Sally was eager to show us her Legos and she went through the whole town describing the buildings and the little plastic people. I noticed that she keep hold of a bright white crystal the entire time.
" … and this is one of my favorites. I call him Prince Benedict. He’s actually from my castle Lego set but I like him so much I let him play with the others. And this is Captain Zap, he’s from my space Lego. And this is…"
Something jarred in my mind. Zap? That bastard back on the starcruiser? Just what the hell was happening here? I took a long pull on a bottle of rum and then looked down at the other small plastic figures.
"Who’s this one?" I said, picking up another plastic space man.
"Oh that’s Commander Bhond. Sometimes he’s bad and sometimes he’s good. Did you see Megatron? I made him myself, but he just fell apart a few minutes ago. I think I’ll try to put him back together again. Would like to play a game with me?"

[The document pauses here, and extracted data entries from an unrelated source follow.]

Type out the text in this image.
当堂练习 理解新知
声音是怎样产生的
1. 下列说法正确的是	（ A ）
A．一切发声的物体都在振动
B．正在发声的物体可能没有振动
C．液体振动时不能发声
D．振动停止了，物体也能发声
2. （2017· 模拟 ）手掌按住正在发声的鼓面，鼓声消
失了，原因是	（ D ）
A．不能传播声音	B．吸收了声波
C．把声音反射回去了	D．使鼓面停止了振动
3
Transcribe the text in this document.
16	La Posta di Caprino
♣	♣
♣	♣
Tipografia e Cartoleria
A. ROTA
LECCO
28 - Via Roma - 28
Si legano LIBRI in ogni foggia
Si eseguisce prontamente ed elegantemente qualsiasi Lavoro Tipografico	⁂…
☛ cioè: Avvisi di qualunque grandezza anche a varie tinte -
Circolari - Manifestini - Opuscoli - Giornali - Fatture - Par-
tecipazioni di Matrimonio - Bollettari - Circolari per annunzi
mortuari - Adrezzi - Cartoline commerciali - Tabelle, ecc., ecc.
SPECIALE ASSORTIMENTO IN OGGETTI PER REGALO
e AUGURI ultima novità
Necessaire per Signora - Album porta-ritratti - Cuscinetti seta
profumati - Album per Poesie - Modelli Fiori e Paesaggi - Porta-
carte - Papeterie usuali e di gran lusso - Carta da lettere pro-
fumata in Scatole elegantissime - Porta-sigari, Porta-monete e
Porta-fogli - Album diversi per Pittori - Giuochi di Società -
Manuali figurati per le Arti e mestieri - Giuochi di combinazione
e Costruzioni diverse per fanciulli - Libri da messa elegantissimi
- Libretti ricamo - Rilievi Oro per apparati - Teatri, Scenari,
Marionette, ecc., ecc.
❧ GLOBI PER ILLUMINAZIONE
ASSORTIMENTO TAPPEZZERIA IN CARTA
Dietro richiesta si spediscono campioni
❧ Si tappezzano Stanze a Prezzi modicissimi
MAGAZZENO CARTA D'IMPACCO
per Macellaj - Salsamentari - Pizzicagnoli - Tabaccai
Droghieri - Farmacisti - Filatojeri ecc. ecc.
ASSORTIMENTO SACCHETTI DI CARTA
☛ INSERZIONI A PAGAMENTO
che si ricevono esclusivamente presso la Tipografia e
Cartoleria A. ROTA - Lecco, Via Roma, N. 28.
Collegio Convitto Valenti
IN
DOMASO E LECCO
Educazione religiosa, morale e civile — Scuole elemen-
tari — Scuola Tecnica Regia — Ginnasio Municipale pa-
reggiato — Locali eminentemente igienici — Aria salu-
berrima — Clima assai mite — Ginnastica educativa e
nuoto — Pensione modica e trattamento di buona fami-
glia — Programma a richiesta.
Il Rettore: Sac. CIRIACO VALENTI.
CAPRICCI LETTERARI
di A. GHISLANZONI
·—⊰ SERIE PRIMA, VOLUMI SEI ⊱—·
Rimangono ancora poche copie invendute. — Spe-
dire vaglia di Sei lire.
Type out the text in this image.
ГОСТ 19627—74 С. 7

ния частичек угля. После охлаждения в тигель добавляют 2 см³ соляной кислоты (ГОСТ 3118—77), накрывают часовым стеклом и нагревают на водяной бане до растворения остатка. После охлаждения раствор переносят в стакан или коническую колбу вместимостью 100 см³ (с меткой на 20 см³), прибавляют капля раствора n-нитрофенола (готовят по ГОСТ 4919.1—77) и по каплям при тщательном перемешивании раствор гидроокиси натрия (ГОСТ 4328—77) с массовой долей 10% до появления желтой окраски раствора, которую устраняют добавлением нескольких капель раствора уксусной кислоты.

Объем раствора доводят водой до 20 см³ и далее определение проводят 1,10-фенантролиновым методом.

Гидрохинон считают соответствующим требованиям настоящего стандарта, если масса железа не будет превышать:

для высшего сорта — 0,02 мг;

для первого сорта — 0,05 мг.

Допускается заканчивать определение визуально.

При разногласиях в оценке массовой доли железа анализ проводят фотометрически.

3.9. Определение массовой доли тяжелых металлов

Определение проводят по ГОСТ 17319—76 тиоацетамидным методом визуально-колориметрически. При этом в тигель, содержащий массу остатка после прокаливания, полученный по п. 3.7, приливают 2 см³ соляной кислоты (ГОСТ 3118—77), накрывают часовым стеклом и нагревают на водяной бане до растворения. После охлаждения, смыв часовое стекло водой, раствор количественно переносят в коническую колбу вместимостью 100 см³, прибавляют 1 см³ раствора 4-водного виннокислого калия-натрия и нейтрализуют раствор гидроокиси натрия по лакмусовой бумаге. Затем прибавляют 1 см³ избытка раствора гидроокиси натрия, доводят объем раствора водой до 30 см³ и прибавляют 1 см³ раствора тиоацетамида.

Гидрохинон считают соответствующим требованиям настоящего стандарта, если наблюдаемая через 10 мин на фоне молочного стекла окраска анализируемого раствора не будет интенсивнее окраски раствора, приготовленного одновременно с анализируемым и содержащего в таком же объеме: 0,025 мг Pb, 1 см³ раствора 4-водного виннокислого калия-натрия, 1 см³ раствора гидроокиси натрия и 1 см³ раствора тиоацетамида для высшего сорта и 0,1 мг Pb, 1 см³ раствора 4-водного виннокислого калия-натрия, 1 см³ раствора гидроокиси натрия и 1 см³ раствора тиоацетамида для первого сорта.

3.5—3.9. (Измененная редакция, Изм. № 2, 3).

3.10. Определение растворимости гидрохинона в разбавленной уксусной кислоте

Strange and disturbing thoughts were ricocheting around my brain. Could it be that Zap, Bhond, Photon and the others had been somehow turned into Lego figures? Or maybe this child was some kind of supreme being, a god playing around with the Lego set of Life. Either way, my attorney and I were in one seriously fucked up situation. The fates of Bhond, Zap, and Prince Benedict were literally in our hands.
"Sure thing Sally," I said as I took another long, hard drink from the bottle of rum, "I love playing games, especially with my friends."
"You evil bastard," said Dr. Gonzo as he too took another drink. "You’re a sick man Duke, but I wouldn’t be your attorney if you weren’t. Let’s get to work."